Despite rigid social controls and mass mobilization, the party
fell far short of its original expectations for socialist
transition. According to the party's assessment, from 1976
through 1980 shortcomings and errors occurred in establishing
transition goals and in implementing the party line.
The congress, however, reaffirmed the correctness of the
party line concerning socialist transition, and directed that it
be implemented with due allowances for different regional
circumstances. The task was admittedly formidable. In a realistic
appraisal of the regime's difficulties, Nhan Dan, the
party's daily organ, warned in June 1982 that the crux of the
problem lay in the regime itself, the shortcomings of which
included lack of party discipline and corruption of party and
state functionaries.
In 1987 the goal of establishing a new society remained
elusive, and Vietnam languished in the first stage of the party's
planned period of transition to socialism. Mai Chi Tho, mayor of
Ho Chi Minh City and deputy head of its party branch, had told
visiting Western reporters as early as April 1985 that socialist
transition, as officially envisioned, would probably continue
until the year 2000.
In the estimation of the party, Vietnamese society had
succumbed to a new form of sociopolitical elitism that was just
as undesirable as the much-condemned elitism of the old society.

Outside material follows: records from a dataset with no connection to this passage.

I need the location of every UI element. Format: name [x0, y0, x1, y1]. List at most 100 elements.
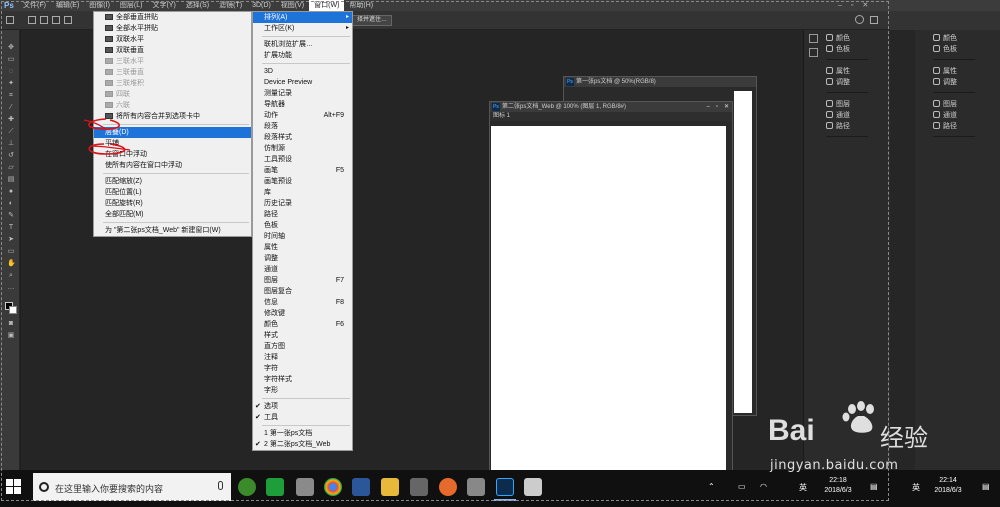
menu-9[interactable]: 窗口(W) [309, 0, 345, 11]
clock-2[interactable]: 22:14 2018/6/3 [928, 476, 968, 496]
doc-maximize-icon[interactable]: ▫ [716, 102, 718, 112]
menu-0[interactable]: 文件(F) [18, 0, 51, 11]
window-menu-panel-28[interactable]: 字符样式 [253, 374, 352, 385]
arrange-match-item-3[interactable]: 全部匹配(M) [94, 209, 251, 220]
app-wechat-icon[interactable] [266, 478, 284, 496]
window-menu-panel-24[interactable]: 样式 [253, 330, 352, 341]
properties-panel-icon[interactable] [809, 48, 818, 57]
app-360-icon[interactable] [238, 478, 256, 496]
window-menu-panel-2[interactable]: 测量记录 [253, 88, 352, 99]
menu-10[interactable]: 帮助(H) [344, 0, 378, 11]
history-panel-icon[interactable] [809, 34, 818, 43]
eyedropper-tool-icon[interactable]: ⁄ [7, 104, 15, 111]
notifications-icon[interactable]: ▤ [870, 482, 878, 491]
arrange-float-item-1[interactable]: 平铺 [94, 138, 251, 149]
window-menu-panel-23[interactable]: 颜色 F6 [253, 319, 352, 330]
brush-tool-icon[interactable]: ⟋ [7, 128, 15, 135]
window-menu-panel-26[interactable]: 注释 [253, 352, 352, 363]
intersect-selection-icon[interactable] [64, 16, 72, 24]
eraser-tool-icon[interactable]: ▱ [7, 164, 15, 171]
panel-paths[interactable]: 路径 [826, 120, 868, 131]
quick-mask-icon[interactable]: ◙ [7, 320, 15, 327]
document-canvas-2[interactable] [491, 126, 726, 476]
tray-up-icon[interactable]: ⌃ [708, 482, 715, 491]
app-tool-icon[interactable] [467, 478, 485, 496]
panel-properties[interactable]: 属性 [826, 65, 868, 76]
arrange-float-item-2[interactable]: 在窗口中浮动 [94, 149, 251, 160]
document-window-2[interactable]: Ps 第二张ps文档_Web @ 100% (图层 1, RGB/8#) – ▫… [489, 101, 733, 476]
window-menu-panel-12[interactable]: 历史记录 [253, 198, 352, 209]
menu-1[interactable]: 编辑(E) [51, 0, 84, 11]
window-menu-panel-22[interactable]: 修改键 [253, 308, 352, 319]
menu-7[interactable]: 3D(D) [247, 0, 276, 11]
window-menu-panel-15[interactable]: 时间轴 [253, 231, 352, 242]
dodge-tool-icon[interactable]: ◐ [7, 200, 15, 207]
arrange-item-2[interactable]: 双联水平 [94, 34, 251, 45]
window-menu-panel-1[interactable]: Device Preview [253, 77, 352, 88]
app-explorer-icon[interactable] [296, 478, 314, 496]
window-menu-ext-0[interactable]: 联机浏览扩展… [253, 39, 352, 50]
doc-close-icon[interactable]: ✕ [724, 102, 729, 112]
history-brush-icon[interactable]: ↺ [7, 152, 15, 159]
clone-stamp-icon[interactable]: ⊥ [7, 140, 15, 147]
subtract-selection-icon[interactable] [52, 16, 60, 24]
battery-icon[interactable]: ▭ [738, 482, 746, 491]
panel-color[interactable]: 颜色 [826, 32, 868, 43]
app-clip-icon[interactable] [524, 478, 542, 496]
app-firefox-icon[interactable] [439, 478, 457, 496]
window-menu-panel-9[interactable]: 画笔 F5 [253, 165, 352, 176]
window-menu-toggle-1[interactable]: ✔ 工具 [253, 412, 352, 423]
screen-mode-icon[interactable]: ▣ [7, 332, 15, 339]
window-menu-panel-18[interactable]: 通道 [253, 264, 352, 275]
tool-preset-icon[interactable] [6, 16, 14, 24]
shape-tool-icon[interactable]: ▭ [7, 248, 15, 255]
workspace-icon[interactable] [870, 16, 878, 24]
notifications-icon-2[interactable]: ▤ [982, 482, 990, 491]
window-menu-panel-29[interactable]: 字形 [253, 385, 352, 396]
second-panel-paths[interactable]: 路径 [933, 120, 975, 131]
close-icon[interactable]: ✕ [862, 0, 868, 11]
menu-3[interactable]: 图层(L) [115, 0, 148, 11]
window-menu-panel-13[interactable]: 路径 [253, 209, 352, 220]
window-menu-panel-10[interactable]: 画笔预设 [253, 176, 352, 187]
second-panel-adjustments[interactable]: 调整 [933, 76, 975, 87]
document-title-bar[interactable]: Ps 第二张ps文档_Web @ 100% (图层 1, RGB/8#) – ▫… [490, 102, 732, 112]
window-menu-panel-20[interactable]: 图层复合 [253, 286, 352, 297]
window-menu-panel-25[interactable]: 直方图 [253, 341, 352, 352]
document-canvas-1[interactable] [734, 91, 752, 413]
select-and-mask-button[interactable]: 择并遮住… [352, 15, 393, 26]
taskbar-search[interactable]: 在这里输入你要搜索的内容 [33, 473, 231, 501]
window-menu-panel-5[interactable]: 段落 [253, 121, 352, 132]
second-panel-swatches[interactable]: 色板 [933, 43, 975, 54]
crop-tool-icon[interactable]: ⌗ [7, 92, 15, 99]
window-menu-panel-27[interactable]: 字符 [253, 363, 352, 374]
menu-5[interactable]: 选择(S) [181, 0, 214, 11]
arrange-match-item-1[interactable]: 匹配位置(L) [94, 187, 251, 198]
panel-swatches[interactable]: 色板 [826, 43, 868, 54]
window-menu-panel-3[interactable]: 导航器 [253, 99, 352, 110]
pen-tool-icon[interactable]: ✎ [7, 212, 15, 219]
window-menu-panel-6[interactable]: 段落样式 [253, 132, 352, 143]
panel-adjustments[interactable]: 调整 [826, 76, 868, 87]
minimize-icon[interactable]: – [838, 0, 842, 11]
window-menu-top-0[interactable]: 排列(A) ▸ [253, 12, 352, 23]
second-panel-channels[interactable]: 通道 [933, 109, 975, 120]
marquee-tool-icon[interactable]: ▭ [7, 56, 15, 63]
arrange-item-9[interactable]: 将所有内容合并到选项卡中 [94, 111, 251, 122]
new-window-item[interactable]: 为 "第二张ps文档_Web" 新建窗口(W) [94, 225, 251, 236]
app-media-icon[interactable] [410, 478, 428, 496]
window-menu-panel-7[interactable]: 仿制源 [253, 143, 352, 154]
start-button[interactable] [6, 479, 22, 495]
gradient-tool-icon[interactable]: ▤ [7, 176, 15, 183]
type-tool-icon[interactable]: T [7, 224, 15, 231]
app-word-icon[interactable] [352, 478, 370, 496]
menu-2[interactable]: 图像(I) [84, 0, 115, 11]
ime-indicator[interactable]: 英 [799, 482, 807, 493]
clock[interactable]: 22:18 2018/6/3 [818, 476, 858, 496]
arrange-match-item-2[interactable]: 匹配旋转(R) [94, 198, 251, 209]
window-menu-panel-16[interactable]: 属性 [253, 242, 352, 253]
menu-4[interactable]: 文字(Y) [147, 0, 180, 11]
second-panel-properties[interactable]: 属性 [933, 65, 975, 76]
maximize-icon[interactable]: ▫ [851, 0, 853, 11]
magic-wand-icon[interactable]: ✦ [7, 80, 15, 87]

Landlords and comprador capitalists may have disappeared but in
their places were party cadres and state functionaries who were
no less status-conscious and self-seeking. The Sixth National
Party Congress in December 1986 found it necessary to issue a
stern warning against opportunism, individualism, personal gain,
corruption, and a desire for special prerogatives and privileges.
A report to the congress urged the party to intensify class
struggle in order to combat the corrupt practices engaged in by
those who had "lost their class consciousness." Official efforts
to purify the ranks of the working class, peasantry, and
socialist intellectuals, however, failed to strike a responsive
chord. In fact, the proceedings of the Sixth Congress left the
inescapable impression that the regime was barely surviving the
struggle between socialism and capitalism and that an early
emergence of a communist class structure was unlikely.
As ideally envisioned, the socialist sector was expected to
provide 70 percent of household income and the "household
economy," or the privately controlled resources of the home, was
to make up the balance. In September 1986 cadres and workers were
earning their living mainly through moonlighting and, according
to a Vietnamese source, remained on "the state rolls only to
preserve their political prestige and to receive some ration
stamps and coupons." The source further disclosed that the
society's lack of class consciousness was reflected in the
party's membership, among whom only about 10 percent were
identified as from the working class.